Jenkins has assigned each student to develop a recipe for a specific finfish or shellfish by the end of the class, when together they'll serve a six-course meal to their family and friends. Ramsey's specialty is salmon, and for his final project he is perfecting a salmon roulade with provolone, prosciutto, fresh basil and roasted red bell pepper sauce to be served at a graduation ceremony June 13.

Ramsey said he now has a little more on his mind before he starts slicing and dicing - such as whether the salmon is wild-caught or farmed, and what method of fishing was used.

Tour gives firsthand lookWhen junior Oscar Carriere prepares rockfish chowder for his final project, he will have an intimate knowledge of that industry the produces his central ingredient. During a tour of Pacific Coast Seafoods last week, plant supervisor Jerry Boisvert told students about 15 different species of commercially-caught rockfish and how they are processed at the Warrenton plant. Trawlers have quotas for each kind of fish, Boisvert said, and once they reach the quota "they're supposed to stop fishing."

The fisheries aren't what they once were, Boisvert told the group. His plant used to stay busy with only 10 boats fishing, but now it takes 40 boats to catch enough fish to maintain operations.

Fishermen like Blair Miner, who captains the Columbia Star trawl vessel, have to be highly adaptive to make a living in the fisheries given all the restrictions, said Boisvert. As Miner unloaded his catch of black cod and sole at the dock, Minor told students: "Stay in school, kids."

"Fishermen are the last hunter-gatherers for food," Jenkins told the students during the tour. "And there aren't many left."

Inside the plant, workers separated groundfish by species and swiftly sliced fillets with paring knives. High recovery rates at a fast pace can produce wages between $18 and $20 per hour, said Boisvert. "The more you cut, and the better you cut, the more you make."

The labor involved in processing groundfish can drive the price of fish up from a $1 per pound paid to fishermen to $7 per pound charged by the processor. Demand for the wild-caught fish plays a big part in pricing, he said.

"The fish we buy and the price we pay are based on our ability to put fresh seafood into the market," said Boisvert.

Class has a waiting listJunior Chrissy Wolcott is perfecting grilled albacore tuna cakes for her final project and will have to make hundreds of them to serve as an appetizer at a class graduation gathering for family and friends at the Seafood Center next month.
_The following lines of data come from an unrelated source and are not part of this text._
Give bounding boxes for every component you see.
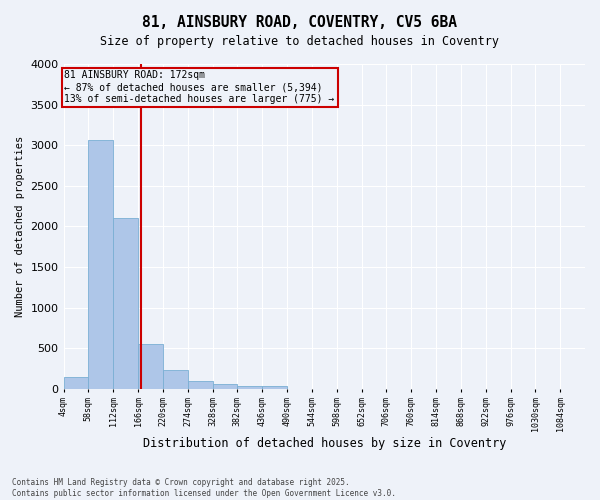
Bar xyxy=(88,140,113,389)
Bar xyxy=(262,386,287,389)
Bar xyxy=(138,344,163,389)
Y-axis label: Number of detached properties: Number of detached properties xyxy=(15,136,25,317)
Bar xyxy=(113,218,138,389)
Bar xyxy=(64,376,88,389)
Bar xyxy=(188,380,212,389)
Bar xyxy=(238,386,262,389)
Text: Size of property relative to detached houses in Coventry: Size of property relative to detached ho… xyxy=(101,35,499,48)
Text: Contains HM Land Registry data © Crown copyright and database right 2025.
Contai: Contains HM Land Registry data © Crown c… xyxy=(12,478,396,498)
Bar xyxy=(212,384,238,389)
X-axis label: Distribution of detached houses by size in Coventry: Distribution of detached houses by size … xyxy=(143,437,506,450)
Bar xyxy=(163,370,188,389)
Text: 81, AINSBURY ROAD, COVENTRY, CV5 6BA: 81, AINSBURY ROAD, COVENTRY, CV5 6BA xyxy=(143,15,458,30)
Text: 81 AINSBURY ROAD: 172sqm
← 87% of detached houses are smaller (5,394)
13% of sem: 81 AINSBURY ROAD: 172sqm ← 87% of detach… xyxy=(64,70,335,104)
While learning to prepare tuna, she's also learned about longline tuna fishing and the challenge commercial fishermen face "to make sure they catch the right kind of fish."
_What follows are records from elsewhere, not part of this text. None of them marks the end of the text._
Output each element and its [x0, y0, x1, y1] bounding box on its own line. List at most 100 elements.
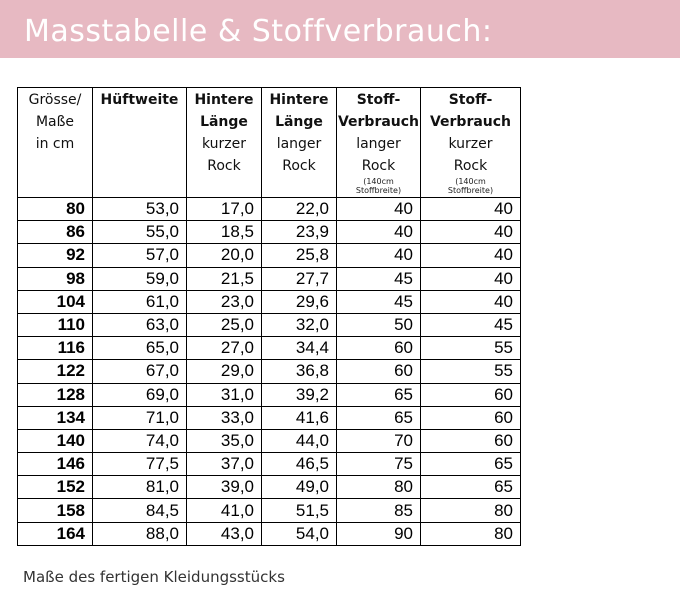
table-cell: 75 — [336, 452, 421, 477]
column-header-line: Verbrauch — [337, 114, 420, 130]
table-cell: 71,0 — [92, 405, 187, 430]
table-row: 158 84,5 41,0 51,5 85 80 — [17, 498, 521, 523]
title-banner: Masstabelle & Stoffverbrauch: — [0, 0, 680, 58]
column-header-line: kurzer — [201, 136, 247, 152]
table-cell: 35,0 — [186, 428, 262, 454]
table-cell: 36,8 — [261, 359, 337, 384]
table-cell: 41,0 — [186, 498, 262, 523]
table-cell: 57,0 — [92, 243, 187, 268]
table-cell: 22,0 — [261, 196, 337, 222]
table-cell: 53,0 — [92, 196, 187, 222]
column-header-line: Hintere — [194, 92, 254, 108]
size-cell: 92 — [17, 243, 93, 268]
table-cell: 88,0 — [92, 521, 187, 546]
table-cell: 61,0 — [92, 289, 187, 314]
table-cell: 65,0 — [92, 336, 187, 361]
column-header-line: in cm — [35, 136, 75, 152]
table-cell: 39,2 — [261, 382, 337, 407]
table-cell: 45 — [336, 289, 421, 314]
column-header-line: Verbrauch — [429, 114, 512, 130]
size-cell: 140 — [17, 428, 93, 454]
table-cell: 40 — [420, 243, 521, 268]
column-header-line: Länge — [275, 114, 323, 130]
table-row: 80 53,0 17,0 22,0 40 40 — [17, 196, 521, 222]
table-cell: 40 — [420, 196, 521, 222]
column-header-line: Stoff- — [448, 92, 493, 108]
table-cell: 49,0 — [261, 475, 337, 500]
table-cell: 29,6 — [261, 289, 337, 314]
table-cell: 32,0 — [261, 312, 337, 338]
table-cell: 40 — [336, 196, 421, 222]
size-cell: 110 — [17, 312, 93, 338]
table-row: 140 74,0 35,0 44,0 70 60 — [17, 428, 521, 454]
table-cell: 37,0 — [186, 452, 262, 477]
table-cell: 41,6 — [261, 405, 337, 430]
table-cell: 59,0 — [92, 266, 187, 291]
table-cell: 29,0 — [186, 359, 262, 384]
table-cell: 43,0 — [186, 521, 262, 546]
size-cell: 116 — [17, 336, 93, 361]
column-header-line: Rock — [361, 158, 396, 174]
table-cell: 51,5 — [261, 498, 337, 523]
table-cell: 77,5 — [92, 452, 187, 477]
table-row: 122 67,0 29,0 36,8 60 55 — [17, 359, 521, 384]
table-row: 98 59,0 21,5 27,7 45 40 — [17, 266, 521, 291]
table-caption: Maße des fertigen Kleidungsstücks — [23, 568, 285, 586]
table-body: 80 53,0 17,0 22,0 40 40 86 55,0 18,5 23,9 40 40 92 57… — [17, 196, 521, 546]
table-cell: 23,0 — [186, 289, 262, 314]
column-header-line: Maße — [35, 114, 75, 130]
table-cell: 70 — [336, 428, 421, 454]
size-cell: 86 — [17, 220, 93, 245]
column-header-line: Rock — [282, 158, 316, 174]
table-cell: 50 — [336, 312, 421, 338]
size-table: Grösse/Maße in cm Hüftweite Hintere Länge kur… — [17, 87, 521, 546]
table-row: 92 57,0 20,0 25,8 40 40 — [17, 243, 521, 268]
table-cell: 44,0 — [261, 428, 337, 454]
column-header: Stoff- Verbrauch kurzer Rock (140cm Stoffbrei… — [420, 87, 521, 198]
column-header-line: Grösse/ — [28, 92, 82, 108]
table-row: 86 55,0 18,5 23,9 40 40 — [17, 220, 521, 245]
table-cell: 54,0 — [261, 521, 337, 546]
table-cell: 65 — [336, 382, 421, 407]
table-cell: 33,0 — [186, 405, 262, 430]
table-cell: 55 — [420, 359, 521, 384]
table-row: 164 88,0 43,0 54,0 90 80 — [17, 521, 521, 546]
table-cell: 46,5 — [261, 452, 337, 477]
table-cell: 23,9 — [261, 220, 337, 245]
table-cell: 65 — [336, 405, 421, 430]
table-cell: 60 — [336, 336, 421, 361]
table-cell: 17,0 — [186, 196, 262, 222]
table-cell: 18,5 — [186, 220, 262, 245]
table-header-row: Grösse/Maße in cm Hüftweite Hintere Länge kur… — [17, 87, 521, 198]
size-cell: 152 — [17, 475, 93, 500]
table-cell: 80 — [420, 498, 521, 523]
table-cell: 25,0 — [186, 312, 262, 338]
size-cell: 80 — [17, 196, 93, 222]
table-cell: 81,0 — [92, 475, 187, 500]
table-cell: 60 — [420, 382, 521, 407]
column-header-line: Länge — [200, 114, 248, 130]
table-row: 116 65,0 27,0 34,4 60 55 — [17, 336, 521, 361]
table-cell: 85 — [336, 498, 421, 523]
size-cell: 122 — [17, 359, 93, 384]
table-cell: 60 — [420, 428, 521, 454]
table-cell: 67,0 — [92, 359, 187, 384]
column-header-line: Stoff- — [356, 92, 401, 108]
table-cell: 27,7 — [261, 266, 337, 291]
table-row: 104 61,0 23,0 29,6 45 40 — [17, 289, 521, 314]
table-cell: 55,0 — [92, 220, 187, 245]
table-cell: 40 — [420, 220, 521, 245]
table-cell: 20,0 — [186, 243, 262, 268]
table-cell: 60 — [420, 405, 521, 430]
table-cell: 74,0 — [92, 428, 187, 454]
column-header-line: langer — [276, 136, 322, 152]
column-header: Hintere Länge kurzer Rock — [186, 87, 262, 198]
column-header: Stoff- Verbrauch langer Rock (140cm Stoffbrei… — [336, 87, 421, 198]
column-header-note: (140cm — [455, 177, 486, 186]
size-cell: 104 — [17, 289, 93, 314]
table-row: 152 81,0 39,0 49,0 80 65 — [17, 475, 521, 500]
table-row: 146 77,5 37,0 46,5 75 65 — [17, 452, 521, 477]
table-cell: 65 — [420, 452, 521, 477]
column-header-note: Stoffbreite) — [355, 186, 402, 195]
size-cell: 128 — [17, 382, 93, 407]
"I've gotten more than I expected out of the class," she said. "Fishermen have to know all the rules, how to use all the different gear types and methods that will have the least bycatch."
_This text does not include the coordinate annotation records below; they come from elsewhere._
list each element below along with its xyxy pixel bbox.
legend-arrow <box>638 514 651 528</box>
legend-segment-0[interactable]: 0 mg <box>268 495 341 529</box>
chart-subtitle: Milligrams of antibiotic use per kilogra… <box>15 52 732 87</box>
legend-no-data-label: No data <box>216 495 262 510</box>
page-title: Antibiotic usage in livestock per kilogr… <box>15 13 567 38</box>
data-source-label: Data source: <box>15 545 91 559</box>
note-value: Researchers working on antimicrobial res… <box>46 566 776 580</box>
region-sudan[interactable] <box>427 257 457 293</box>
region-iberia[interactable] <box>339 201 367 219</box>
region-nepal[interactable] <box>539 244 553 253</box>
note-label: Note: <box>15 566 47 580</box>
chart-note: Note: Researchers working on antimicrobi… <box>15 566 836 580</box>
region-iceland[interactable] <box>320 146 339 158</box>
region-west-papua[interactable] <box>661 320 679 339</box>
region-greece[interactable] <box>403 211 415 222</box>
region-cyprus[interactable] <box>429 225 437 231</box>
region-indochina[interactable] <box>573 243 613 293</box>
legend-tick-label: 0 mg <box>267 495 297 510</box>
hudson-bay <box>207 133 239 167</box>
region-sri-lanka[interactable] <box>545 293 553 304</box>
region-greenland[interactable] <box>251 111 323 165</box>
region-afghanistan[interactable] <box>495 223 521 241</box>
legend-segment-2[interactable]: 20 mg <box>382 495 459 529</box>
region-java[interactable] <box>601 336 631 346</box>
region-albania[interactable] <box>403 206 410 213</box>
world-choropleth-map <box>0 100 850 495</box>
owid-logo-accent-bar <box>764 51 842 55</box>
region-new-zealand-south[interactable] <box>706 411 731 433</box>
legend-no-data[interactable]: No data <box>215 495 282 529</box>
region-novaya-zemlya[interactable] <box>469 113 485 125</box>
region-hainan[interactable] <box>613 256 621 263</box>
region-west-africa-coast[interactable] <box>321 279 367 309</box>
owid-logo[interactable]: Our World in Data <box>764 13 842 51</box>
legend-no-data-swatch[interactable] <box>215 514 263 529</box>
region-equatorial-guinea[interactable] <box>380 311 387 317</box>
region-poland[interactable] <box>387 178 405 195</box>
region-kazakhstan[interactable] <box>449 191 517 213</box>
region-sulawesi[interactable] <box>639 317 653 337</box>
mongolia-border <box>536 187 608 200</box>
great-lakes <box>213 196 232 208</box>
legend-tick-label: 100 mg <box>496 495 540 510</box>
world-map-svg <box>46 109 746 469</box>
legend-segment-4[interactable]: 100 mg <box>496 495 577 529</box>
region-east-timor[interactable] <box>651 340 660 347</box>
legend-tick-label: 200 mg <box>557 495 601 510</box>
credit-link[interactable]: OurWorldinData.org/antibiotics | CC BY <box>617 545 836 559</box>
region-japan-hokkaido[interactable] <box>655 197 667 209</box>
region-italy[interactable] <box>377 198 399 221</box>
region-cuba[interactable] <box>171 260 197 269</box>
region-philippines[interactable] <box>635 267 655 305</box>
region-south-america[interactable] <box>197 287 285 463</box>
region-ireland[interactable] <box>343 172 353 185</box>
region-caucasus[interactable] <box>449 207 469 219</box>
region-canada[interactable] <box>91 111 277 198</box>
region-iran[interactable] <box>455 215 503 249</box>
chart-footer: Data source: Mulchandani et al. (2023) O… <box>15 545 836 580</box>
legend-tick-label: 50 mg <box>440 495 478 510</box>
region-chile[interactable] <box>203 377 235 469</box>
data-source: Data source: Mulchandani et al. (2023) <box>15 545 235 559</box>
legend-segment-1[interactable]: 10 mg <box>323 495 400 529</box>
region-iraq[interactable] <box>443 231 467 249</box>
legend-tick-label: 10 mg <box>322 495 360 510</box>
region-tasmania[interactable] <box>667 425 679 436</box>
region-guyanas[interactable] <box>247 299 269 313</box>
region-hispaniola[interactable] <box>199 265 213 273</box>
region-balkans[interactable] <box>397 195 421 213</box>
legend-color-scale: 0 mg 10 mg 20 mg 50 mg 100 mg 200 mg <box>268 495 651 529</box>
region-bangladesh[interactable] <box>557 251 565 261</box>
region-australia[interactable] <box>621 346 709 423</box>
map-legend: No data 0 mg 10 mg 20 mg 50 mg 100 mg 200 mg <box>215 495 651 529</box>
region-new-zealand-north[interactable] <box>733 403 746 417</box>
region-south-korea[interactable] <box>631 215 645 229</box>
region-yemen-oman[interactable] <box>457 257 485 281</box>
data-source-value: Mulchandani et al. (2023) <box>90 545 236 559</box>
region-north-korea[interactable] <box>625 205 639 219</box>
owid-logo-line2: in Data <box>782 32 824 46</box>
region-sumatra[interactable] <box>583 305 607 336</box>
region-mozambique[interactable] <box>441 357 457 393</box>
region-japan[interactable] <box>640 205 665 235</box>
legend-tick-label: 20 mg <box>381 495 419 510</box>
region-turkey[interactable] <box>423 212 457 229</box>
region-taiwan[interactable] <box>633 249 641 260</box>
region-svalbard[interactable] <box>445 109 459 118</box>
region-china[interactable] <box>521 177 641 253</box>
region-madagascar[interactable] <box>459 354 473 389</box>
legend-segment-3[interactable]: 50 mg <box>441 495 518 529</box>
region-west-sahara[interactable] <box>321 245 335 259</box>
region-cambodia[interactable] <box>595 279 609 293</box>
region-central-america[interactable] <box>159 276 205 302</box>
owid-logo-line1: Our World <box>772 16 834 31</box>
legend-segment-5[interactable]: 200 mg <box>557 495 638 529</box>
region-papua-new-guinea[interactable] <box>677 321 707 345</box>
Senior Ben Mattingly said he is getting a head-start in the class on what he hopes will be a career in the culinary arts. Next year he plans to attend the Oregon Coast Culinary Institute in Coos Bay. When Lockett asked him about starting a cooking class at the high school, he jumped at the chance.

Mattingly's focus for the semester is oysters, and he's planning a dish of oysters poached in wine and seasoned with lemon and tarragon. A highlight of the class for him was watching workers at the Goose Point Oyster facility shucking shellfish a mile a minute. He said he also learned about machines that wrap oyster products for easy marketing.

The pilot class meets three hours a week for a semester, but next year Lockett wants it to be a full-year course.

About 30 students signed up to take next year's course, but there's only room for eight in the kitchen.

"We had a high level of interest from the students - we've had to limit our numbers," he said.